Robert Khuzami spent seven years making big bucks at Deutsche Bank, but it’s tough to find any mementos of his time there. Instead, Khuzami’s office at the Securities and Exchange Commission is decorated with souvenirs of his earlier incarnation as a U.S. prosecutor, the man who helped put Omar Abdel-Rahman behind bars after the 1993 World Trade Center bombing. On his office walls Khuzami has hung two framed court drawings of him taking on the “blind sheik.”
Now Khuzami, the SEC’s director of enforcement, is pursuing what could be an even more challenging prosecution, although it isn’t a criminal case. He is trying to prove that Goldman Sachs defrauded its clients by selling them a complex, mortgage-backed security that was secretly designed to plummet in value, all so “short-sellers” would make a bundle on the market drop. The investment bank, which has called the SEC civil fraud charges “completely unfounded,” is scheduled to deliver its formal response in court on July 19.
Proving that Goldman committed fraud is going to be hard, many experts say. Goldman and other firms have argued that sophisticated investors knew the risks involved in such deals, and information that short-sellers helped to create the trade wasn’t “material” to anyone’s investment decisions. But Khuzami badly needs a win: investigations of major Wall Street figures complicit in the subprime mortgage scandal have been running aground a lot lately.
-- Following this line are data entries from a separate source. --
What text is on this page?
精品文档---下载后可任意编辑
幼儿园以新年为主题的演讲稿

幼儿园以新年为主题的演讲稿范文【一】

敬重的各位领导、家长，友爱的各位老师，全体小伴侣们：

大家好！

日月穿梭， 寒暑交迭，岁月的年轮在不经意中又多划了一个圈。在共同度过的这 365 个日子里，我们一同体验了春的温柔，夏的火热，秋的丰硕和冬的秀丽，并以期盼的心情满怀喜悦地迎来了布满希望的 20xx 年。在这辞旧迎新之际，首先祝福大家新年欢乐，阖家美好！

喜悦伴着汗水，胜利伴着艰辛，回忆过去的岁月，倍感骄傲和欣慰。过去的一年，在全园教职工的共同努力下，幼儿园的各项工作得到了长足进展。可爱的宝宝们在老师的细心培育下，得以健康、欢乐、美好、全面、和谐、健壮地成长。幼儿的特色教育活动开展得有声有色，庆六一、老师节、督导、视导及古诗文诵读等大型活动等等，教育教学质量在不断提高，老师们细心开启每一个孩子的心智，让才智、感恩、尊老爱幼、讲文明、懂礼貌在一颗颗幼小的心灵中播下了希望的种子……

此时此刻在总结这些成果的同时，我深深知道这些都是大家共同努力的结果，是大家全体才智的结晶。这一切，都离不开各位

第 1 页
In recent weeks the SEC and Justice Department, lacking evidence of fraud, declined to file charges against Joseph Cassano, the former AIG financial products chief whom the writer Michael Lewis once called “the man who crashed the world.” (Cassano, in testimony to the Financial Crisis Inquiry Commission on June 30, insisted he had been “prudent” in selling billions of dollars in credit default swaps, despite the government’s $130 billion bailout of AIG.) On June 25 a U.S. District Court judge in New York threw out the SEC’s first-ever insider-trading case in credit default swaps against a Deutsche Bank trader, saying the SEC had no evidence. (Khuzami recused himself, as he does from all Deutsche Bank–related cases.) Many Wall Streeters employ a defense similar to the argument used in the acquittal of two Bear Stearns hedge-fund managers last fall: we were clueless about the crash but not criminal; no one knew how bad things would get.
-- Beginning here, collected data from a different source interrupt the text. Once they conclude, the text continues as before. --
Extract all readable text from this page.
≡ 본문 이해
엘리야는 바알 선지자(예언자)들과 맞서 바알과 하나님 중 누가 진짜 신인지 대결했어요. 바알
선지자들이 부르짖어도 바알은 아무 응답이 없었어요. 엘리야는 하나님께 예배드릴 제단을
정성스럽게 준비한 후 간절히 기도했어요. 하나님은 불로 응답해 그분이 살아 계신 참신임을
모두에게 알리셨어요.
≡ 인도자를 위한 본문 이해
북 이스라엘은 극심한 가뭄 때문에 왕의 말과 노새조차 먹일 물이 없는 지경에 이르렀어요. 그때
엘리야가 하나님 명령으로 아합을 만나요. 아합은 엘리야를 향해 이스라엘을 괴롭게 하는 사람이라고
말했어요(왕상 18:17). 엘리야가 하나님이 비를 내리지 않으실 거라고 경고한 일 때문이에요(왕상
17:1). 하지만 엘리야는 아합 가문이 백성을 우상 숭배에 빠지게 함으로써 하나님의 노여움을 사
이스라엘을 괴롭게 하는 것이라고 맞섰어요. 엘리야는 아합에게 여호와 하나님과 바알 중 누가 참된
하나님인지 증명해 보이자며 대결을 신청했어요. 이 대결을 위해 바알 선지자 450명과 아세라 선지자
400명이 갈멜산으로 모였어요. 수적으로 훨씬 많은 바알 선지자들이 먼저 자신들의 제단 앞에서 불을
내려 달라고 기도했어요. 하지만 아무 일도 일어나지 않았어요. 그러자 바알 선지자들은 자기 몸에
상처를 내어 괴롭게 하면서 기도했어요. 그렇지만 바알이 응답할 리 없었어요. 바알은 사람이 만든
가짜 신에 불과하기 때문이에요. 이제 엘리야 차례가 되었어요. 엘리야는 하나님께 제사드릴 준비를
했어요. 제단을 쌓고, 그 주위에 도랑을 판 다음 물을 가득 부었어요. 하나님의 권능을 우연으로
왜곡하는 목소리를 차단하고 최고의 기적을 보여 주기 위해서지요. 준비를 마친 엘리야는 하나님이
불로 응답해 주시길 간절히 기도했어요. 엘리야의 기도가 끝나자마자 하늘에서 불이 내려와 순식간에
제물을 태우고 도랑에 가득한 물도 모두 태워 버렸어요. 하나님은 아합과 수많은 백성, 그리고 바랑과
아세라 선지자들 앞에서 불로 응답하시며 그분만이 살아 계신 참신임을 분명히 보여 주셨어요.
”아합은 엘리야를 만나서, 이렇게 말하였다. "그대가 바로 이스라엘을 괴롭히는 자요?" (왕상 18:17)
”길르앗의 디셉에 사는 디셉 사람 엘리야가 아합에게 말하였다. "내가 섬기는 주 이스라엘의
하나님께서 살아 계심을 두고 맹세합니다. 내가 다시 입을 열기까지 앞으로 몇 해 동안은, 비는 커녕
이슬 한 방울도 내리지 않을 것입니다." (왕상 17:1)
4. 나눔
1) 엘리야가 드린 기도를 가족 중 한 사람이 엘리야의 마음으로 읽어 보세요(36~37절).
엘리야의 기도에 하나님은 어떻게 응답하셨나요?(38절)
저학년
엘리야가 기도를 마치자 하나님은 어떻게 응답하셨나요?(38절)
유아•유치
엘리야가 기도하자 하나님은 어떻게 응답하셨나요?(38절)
Khuzami says those earlier setbacks are “a reminder to think about how your evidence will play out in a courtroom.” But he insists those decisions won’t “chill” him from “bringing appropriate cases.” He is praised for putting together specialized investigative units that will closely monitor Wall Street’s various businesses. “I think it’s a brilliant move. You need to have SWAT teams and that’s what those things are,” says Joseph Warin, a onetime government prosecutor who was SEC chairwoman Mary Schapiro’s first choice to take Khuzami’s job, but turned it down. (Warin later became Cassano’s lawyer.)
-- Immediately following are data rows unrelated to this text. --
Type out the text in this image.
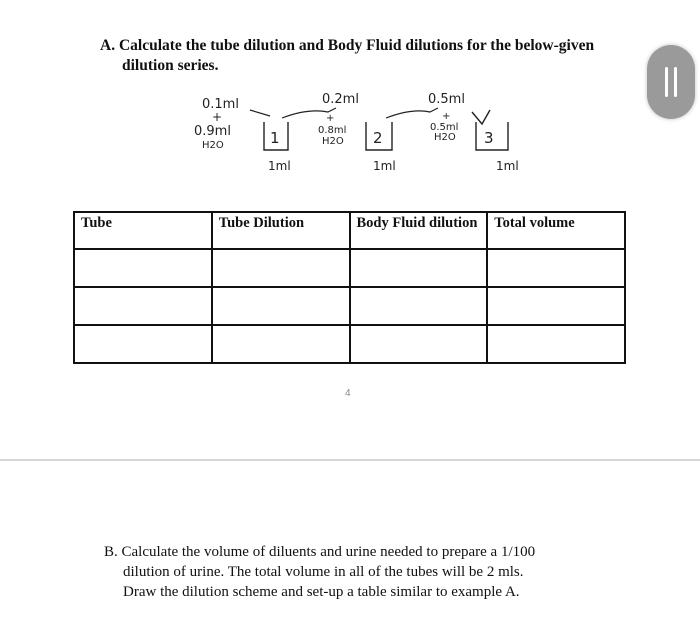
A. Calculate the tube dilution and Body Fluid dilutions for the below-given
dilution series.
0.1ml
+
0.9ml
H2O	1
1ml
0.2ml
+
0.8ml
H2O 2
1ml
0.5ml
+
0.5ml
H2O 3
1ml
Tube	Tube Dilution	Body Fluid dilution	Total volume

4
B. Calculate the volume of diluents and urine needed to prepare a 1/100
dilution of urine. The total volume in all of the tubes will be 2 mls.
Draw the dilution scheme and set-up a table similar to example A.
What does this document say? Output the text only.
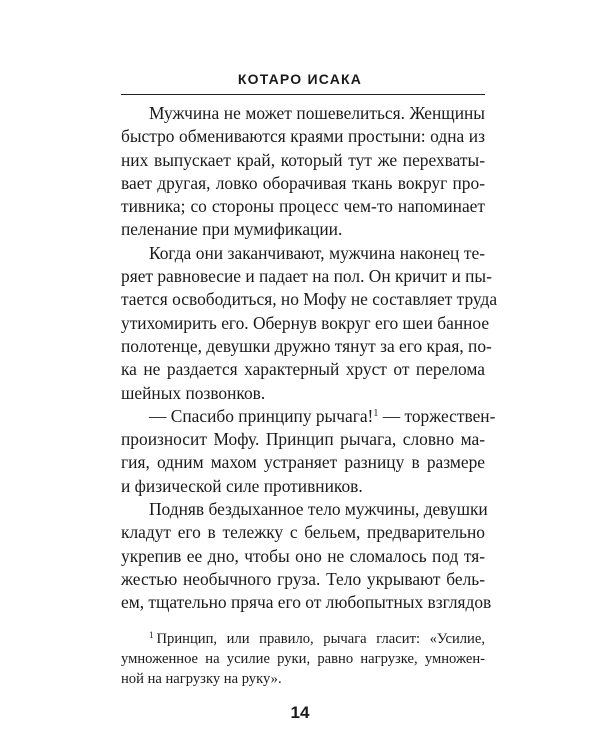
КОТАРО ИСАКА

Мужчина не может пошевелиться. Женщины
быстро обмениваются краями простыни: одна из
них выпускает край, который тут же перехваты-
вает другая, ловко оборачивая ткань вокруг про-
тивника; со стороны процесс чем-то напоминает
пеленание при мумификации.

Когда они заканчивают, мужчина наконец те-
ряет равновесие и падает на пол. Он кричит и пы-
тается освободиться, но Мофу не составляет труда
утихомирить его. Обернув вокруг его шеи банное
полотенце, девушки дружно тянут за его края, по-
ка не раздается характерный хруст от перелома
шейных позвонков.

— Спасибо принципу рычага!$^1$ — торжествен-
произносит Мофу. Принцип рычага, словно ма-
гия, одним махом устраняет разницу в размере
и физической силе противников.

Подняв бездыханное тело мужчины, девушки
кладут его в тележку с бельем, предварительно
укрепив ее дно, чтобы оно не сломалось под тя-
жестью необычного груза. Тело укрывают бель-
ем, тщательно пряча его от любопытных взглядов

$^1$ Принцип, или правило, рычага гласит: «Усилие,
умноженное на усилие руки, равно нагрузке, умножен-
ной на нагрузку на руку».
14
The Justice Department is watching Khuzami’s moves closely. Khuzami points to a number of high-profile SEC cases underway—in particular, charges against former Countrywide CEO Angelo Mozilo and executives with New Century Financial and American Home Mortgage, two other major mortgage originators. Still, as Khuzami concedes, most SEC cases are settled in the end. And among some U.S. prosecutors, there is an increasing sense that most senior Wall Street executives will escape charges and conviction in the subprime scandal. “I think that’s a fair assessment,” says one prosecutor. Robert Khuzami’s got a lot of work ahead of him.